If like me you enjoy gathering foods from the wild, you’ll find chestnuts throughout the autumn. I’m lucky enough to live in an area where chestnuts woods are bountiful.
We have the Romans to thank for Britain’s abundance of Sweet Chestnut trees. They highly rated chestnuts as a cookery ingredient and rightly so: these beautiful, shiny nuts are wonderfully versatile and, in spite of what the name may suggest, they are equally at home in sweet or savoury dishes.
A good technique for freeing the nuts from their spiny capule (or sharp-needled cases) is to use your foot (with boot or shoe!) to ‘press and roll’ over the nuts and they should pop out easily. Many of the bigger nuts will be found in the leaf litter as they tend to drop before the capules or burrs fall, so have a good hunt round.
Chestnuts take time to prepare as they have a glossy shell and secondary skin that are difficult to remove. I have tried a number of methods to cook and peel chestnuts with varying success. This is my method.
Choose large heavy dark brown chestnuts with smooth glossy shells avoid paler specimens, which are unripe and will quickly shrivel.
You should also avoid any wrinkled nuts, as they tend to have a bitter taste. Check each carefully discard any with mould, splits in outer shell or tiny holes – they indicate bugs.
Hanging your wild chestnuts in a netted bag in a cool dry place for a couple of days will allow some of their plentiful supply of starch to convert to sugar thereby giving you a much sweeter nut. I also think they shrink slightly making the shell and skin removal easier.
So here’s what you do
I would recommend doing this in small batches of around 20-25 chestnuts rather than one big pot as the key to success is to keep the chestnuts hot. Once the chestnuts start to cool the papery skin sticks to the nut and its almost impossible to remove.
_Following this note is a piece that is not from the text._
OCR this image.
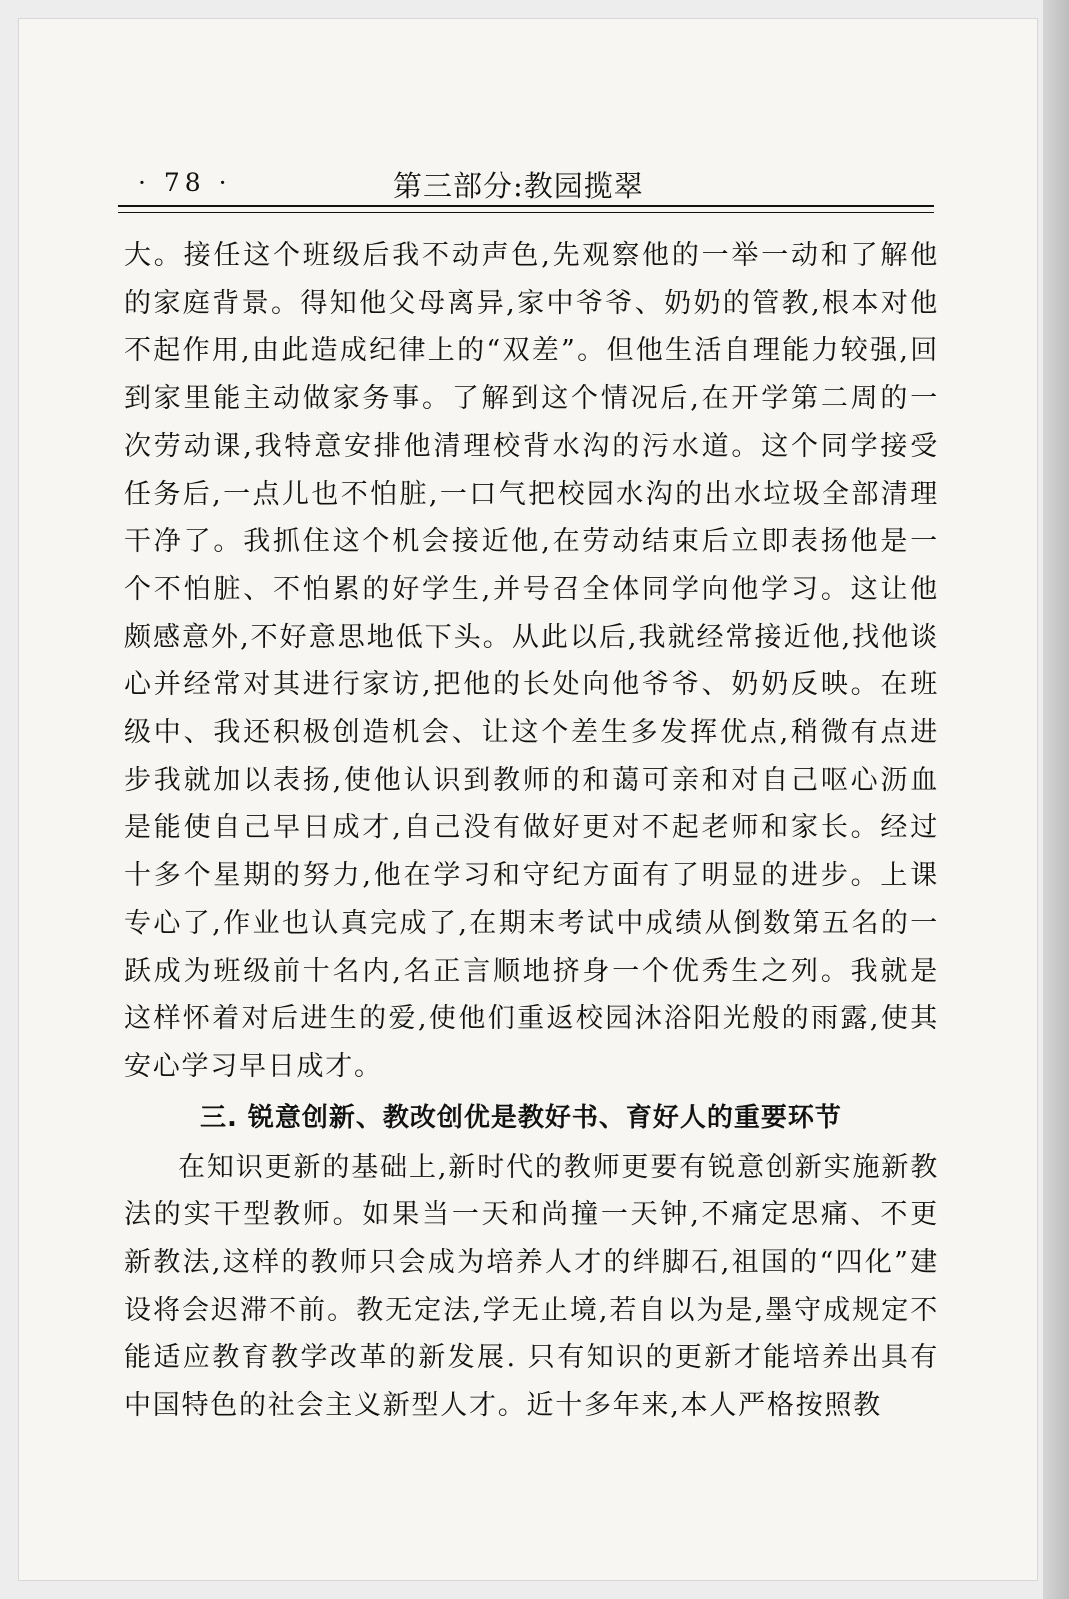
· 78 ·	第三部分:教园揽翠

大。接任这个班级后我不动声色,先观察他的一举一动和了解他的家庭背景。得知他父母离异,家中爷爷、奶奶的管教,根本对他不起作用,由此造成纪律上的“双差”。但他生活自理能力较强,回到家里能主动做家务事。了解到这个情况后,在开学第二周的一次劳动课,我特意安排他清理校背水沟的污水道。这个同学接受任务后,一点儿也不怕脏,一口气把校园水沟的出水垃圾全部清理干净了。我抓住这个机会接近他,在劳动结束后立即表扬他是一个不怕脏、不怕累的好学生,并号召全体同学向他学习。这让他颇感意外,不好意思地低下头。从此以后,我就经常接近他,找他谈心并经常对其进行家访,把他的长处向他爷爷、奶奶反映。在班级中、我还积极创造机会、让这个差生多发挥优点,稍微有点进步我就加以表扬,使他认识到教师的和蔼可亲和对自己呕心沥血是能使自己早日成才,自己没有做好更对不起老师和家长。经过十多个星期的努力,他在学习和守纪方面有了明显的进步。上课专心了,作业也认真完成了,在期末考试中成绩从倒数第五名的一跃成为班级前十名内,名正言顺地挤身一个优秀生之列。我就是这样怀着对后进生的爱,使他们重返校园沐浴阳光般的雨露,使其安心学习早日成才。

三. 锐意创新、教改创优是教好书、育好人的重要环节

在知识更新的基础上,新时代的教师更要有锐意创新实施新教法的实干型教师。如果当一天和尚撞一天钟,不痛定思痛、不更新教法,这样的教师只会成为培养人才的绊脚石,祖国的“四化”建设将会迟滞不前。教无定法,学无止境,若自以为是,墨守成规定不能适应教育教学改革的新发展. 只有知识的更新才能培养出具有中国特色的社会主义新型人才。近十多年来,本人严格按照教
Heat a pan of water to 85C /185F.
Whilst the water is heating cut your chestnuts in half.
Place chestnuts into the simmering water for 8-10 minutes. Keep the water at a constant 85C /185F.
If you don’t have a thermometer you want the water to be barely simmering – just a few tiny bubble breaking the surface. You definitely don’t want the chestnuts to boil as this can harden them.
Leave chestnuts in the hot water and only remove two or three halves at a time with a slotted spoon. Peel chestnut halves removing both layers whilst still hot, but cool enough to handle . Keeping them hot make the peeling easier. Wearing rubber or latex-free vinyl gloves whilst peeling the chestnuts will protect your hands and your nails! If you’re lucky they will pop out of both the shell and the skin cleanly, although you might find they need a little gentle persuasion and some will just crumble – but don’t despair, they’re still good for many sweet and savoury recipes.
Discard any chestnuts which are discoloured, have rotten areas or larvae.
Chestnuts are highly versatile, used in both sweet and savoury cooking. Over the next few weeks I will be adding some of my favourite chestnuts recipes. First up will be my chestnut and mushroom loaf with spinach, chilli and sundried tomato layer.
You can also freeze your prepared chestnuts halves for later use i.e Christmas stuffing. Simply spread them on a tray, place in the freezer and when frozen transfer them in bags removing as much air as possible to prevent freezer burn or if you have a vacuum sealer, vacuum seal your frozen chestnuts. Don’t forget to return the bags to your freezer!